Zinc replenishment rapidly induces apoptosis in the esophageal epithelium thereby reversing cell proliferation and
carcinogenesis. To identify
zinc-responsive genes responsible for these divergent effects, we did
oligonucleotide array-based gene expression profiling analyses in the precancerous
zinc-deficient esophagus and in
zinc-replenished esophagi
after treatment with intragastric
zinc compared with
zinc-sufficient esophagi. Thirty-three genes (21 up-regulated and 12 down-regulated) showed a > or = 2-fold change in expression in the hyperplastic
zinc-deficient versus
zinc-sufficient esophageal epithelia. Expression of genes involved in cell division, survival, adhesion, and
tumorigenesis were markedly changed. The
zinc-sensitive gene metallothionein-1 (MT-1 was up-regulated 7-fold, the opposite of results for small intestine and liver under
zinc-deficient conditions.
Keratin 14 (KRT14, a
biomarker in esophageal
tumorigenesis),
carbonic anhydrase II (CAII, a regulator of
acid-base homeostasis), and
cyclin B were up-regulated >4-fold.
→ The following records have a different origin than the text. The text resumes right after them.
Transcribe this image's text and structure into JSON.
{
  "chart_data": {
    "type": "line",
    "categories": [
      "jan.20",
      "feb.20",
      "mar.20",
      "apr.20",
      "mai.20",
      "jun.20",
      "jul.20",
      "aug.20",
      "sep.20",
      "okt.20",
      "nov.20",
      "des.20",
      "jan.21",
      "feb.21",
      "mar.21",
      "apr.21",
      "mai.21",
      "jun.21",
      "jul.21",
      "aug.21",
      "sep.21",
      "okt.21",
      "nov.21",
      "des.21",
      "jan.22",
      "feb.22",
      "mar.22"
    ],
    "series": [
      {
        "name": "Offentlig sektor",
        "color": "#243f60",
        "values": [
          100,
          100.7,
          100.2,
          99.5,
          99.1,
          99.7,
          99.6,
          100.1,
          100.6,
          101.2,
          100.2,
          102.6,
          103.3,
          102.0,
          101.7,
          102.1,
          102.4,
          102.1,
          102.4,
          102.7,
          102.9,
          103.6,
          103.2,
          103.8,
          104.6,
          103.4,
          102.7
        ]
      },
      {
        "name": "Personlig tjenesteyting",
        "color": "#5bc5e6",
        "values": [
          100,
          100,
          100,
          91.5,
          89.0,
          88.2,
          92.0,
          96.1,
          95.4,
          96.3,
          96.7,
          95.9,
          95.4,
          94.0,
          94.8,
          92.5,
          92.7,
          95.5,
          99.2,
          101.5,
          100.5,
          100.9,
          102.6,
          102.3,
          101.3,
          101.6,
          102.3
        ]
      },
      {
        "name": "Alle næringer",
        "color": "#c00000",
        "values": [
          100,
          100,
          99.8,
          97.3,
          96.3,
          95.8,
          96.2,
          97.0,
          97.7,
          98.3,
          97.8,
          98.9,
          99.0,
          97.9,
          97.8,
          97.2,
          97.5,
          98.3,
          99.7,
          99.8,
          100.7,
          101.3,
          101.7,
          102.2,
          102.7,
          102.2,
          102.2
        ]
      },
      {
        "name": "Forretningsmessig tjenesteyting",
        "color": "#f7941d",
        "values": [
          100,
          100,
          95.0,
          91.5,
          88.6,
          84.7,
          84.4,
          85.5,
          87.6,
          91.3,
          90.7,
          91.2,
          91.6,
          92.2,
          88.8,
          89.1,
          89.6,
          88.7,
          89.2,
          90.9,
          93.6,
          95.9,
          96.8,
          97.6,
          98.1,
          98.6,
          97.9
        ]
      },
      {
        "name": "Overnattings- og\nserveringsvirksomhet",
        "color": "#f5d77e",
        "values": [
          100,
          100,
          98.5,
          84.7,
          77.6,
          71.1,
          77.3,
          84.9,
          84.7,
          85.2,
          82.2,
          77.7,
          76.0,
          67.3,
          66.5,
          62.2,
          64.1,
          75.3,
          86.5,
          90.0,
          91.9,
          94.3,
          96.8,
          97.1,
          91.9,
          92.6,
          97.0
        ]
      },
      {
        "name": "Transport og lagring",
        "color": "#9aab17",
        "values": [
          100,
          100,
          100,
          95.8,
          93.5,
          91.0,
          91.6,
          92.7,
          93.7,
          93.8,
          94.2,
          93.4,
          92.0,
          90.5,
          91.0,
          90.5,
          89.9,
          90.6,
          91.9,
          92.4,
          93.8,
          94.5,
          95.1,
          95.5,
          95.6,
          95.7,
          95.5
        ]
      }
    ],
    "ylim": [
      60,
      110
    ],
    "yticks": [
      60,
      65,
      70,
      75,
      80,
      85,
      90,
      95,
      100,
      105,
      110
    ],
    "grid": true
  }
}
Immunohistochemistry showed that
metallothionein and
keratin 14 proteins were overexpressed in
zinc-deficient esophagus, as well as in lingual and
esophageal squamous cell carcinoma from
carcinogen-treated rats, emphasizing their roles in
carcinogenesis.
Calponin 1 (CNN1, an actin cross-linking regulator) was down-regulated 0.2-fold. Within hours after oral
zinc treatment, the abnormal expression of 29 of 33 genes returned to near
zinc-sufficient levels, accompanied by reversal of the precancerous phenotype. Thus, we have identified new molecular markers in precancerous esophagus and showed their restoration by
zinc replenishment, providing insights into the interaction between
zinc and gene expression in
esophageal cancer development and prevention.